= Hasan Zyko Kamberi =

Albanian poet

Hasan Zyko Kamberi was an Albanian poet of the Bejtexhi genre.

==Life==
Kamberi was born in the second half of the 18th century in Starje, a village at the foot of Mount Gramos. The only event known about his life is his participation in the Battle of Smederevo in 1789, as part of an army led by Ali Pasha of Ioannina. He was a dervish, a Bektashi clergyman, and died in Starje in the early 19th century. His tomb there was turned into a shrine which continues to exist to this day, and is known locally as the turbeh of Baba Hasani.

==Poetry==
Kamberi is one of the most well-known representatives of the Muslim tradition in Albanian literature. He was part of the Bejtexhi, a Muslim Albanian literary movement strongly influenced by Turkish, Arabic and Persian literature. His main work, a 200-page mexhmua (verse collection), is lost. A manuscript of it is believed to have been sent to Monastir (Bitola) sometime in the 1908-1910 period to be published, but what happened with it is unclear. Surviving works of Kamberi include over fifty secular poems, about ten ilâhî, and a short mevlud. The latter is the first Albanian mevlud, and was written in Arabic script.

Kamberi also wrote secular poetry.

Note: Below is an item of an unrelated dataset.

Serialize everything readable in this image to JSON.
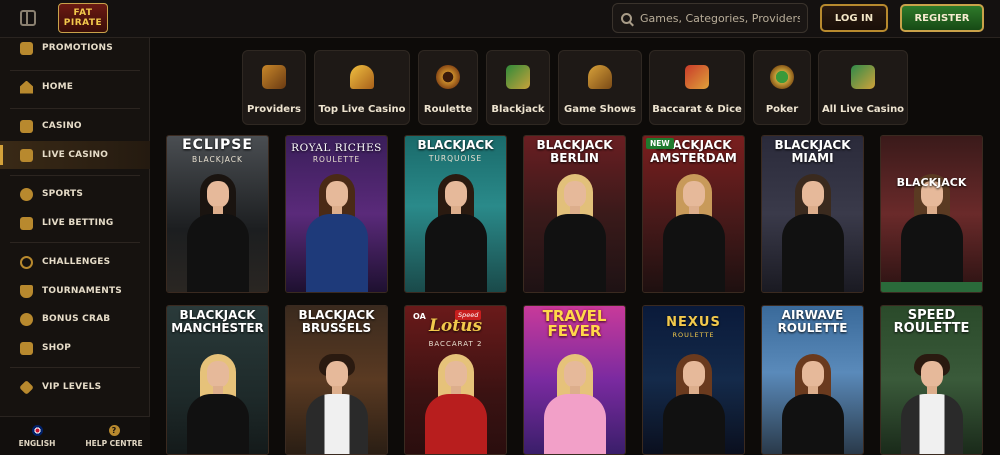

In his octosyllabic Sefer-i hümâyûn (The king’s campaign) in thirty-three quatrains, he describes his participation in the Battle of Smederevo and the suffering it caused. In Bahti im (My fortune) and Vasijetnameja (The testament), he elaborates on his own misfortunes. Gjerdeku (The bridal chamber) elaborated on contemporary marriage customs. It takes concern with the hardship of young women married off to husbands their families choose for them, and the hardship of young men forced to go abroad to make a living. However, the most famous of his poems is Paraja (Money). It is a satirical treatment of feudal corruption prevailing at the time.